A little late replying, but yes, in the movie it is heavily implied Amber is the daughter of royalists who left her at the door of a peasant house in the hopes of saving her life after their manor is sacked and burned by Parliamentarians. The child narrowly escapes, while the father is shot moments later. The blanket bearing the fanciful name "Amber" is her only link to her past...peasant family's favored simple, Biblical names, and good common English names.

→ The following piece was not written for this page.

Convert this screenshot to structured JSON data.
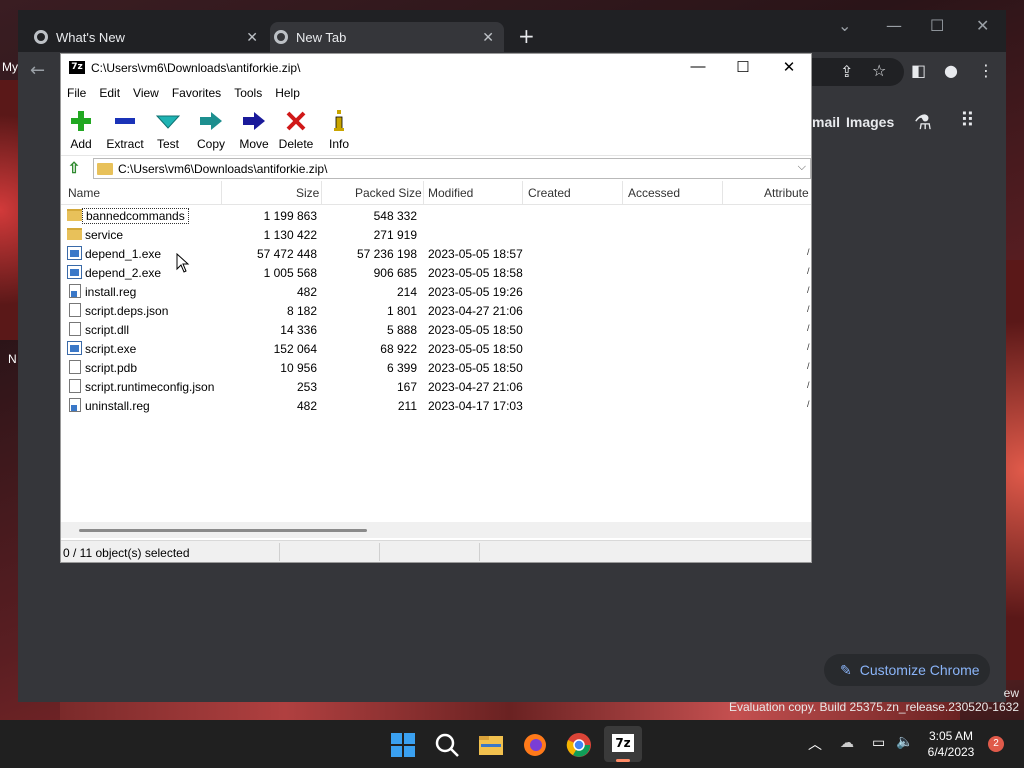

This is a condensation of an extensive prologue in the book. Please be aware that spoilers follow:
Amber's noble mother lady Judith of a royalist family is betrothed to marry a handsome man from another family of fortune. She grows to love her betrothed despite that theirs is an arranged match, but their wedding plans are shattered by the outbreak of Civil War which finds him on the opposite side. She is subsequently betrothed to the Earle of Radcliffe, who, as we know, later becomes Amber's husband. She detests the Earle, and continues to meet her beloved in secret. He meets her in secret, lays with her, and impregnates her. He sends word that her family's manor will be besieged, and arranges for her to meet him on the eve of the attack to elope with him. Judith's mother catches her in the act, says that she will tell her father that she has been abducted and murdered in the siege rather than have her disgrace known, and banishes her from the family forever. Amber's father places Judith in the care of a charitable peasant family and returns to the fray before he can legitimize the match and is never heard from again. Judith dies in childbirth, but not before she names the child "Amber" for her father's bewitching eyes (which Amber inherits from him). The peasant farmers have grown to love Judith like family, and resolve to raise the orphaned Amber as their own, until such time as her father comes to claim her. He never does, of course, and she grows up as their niece.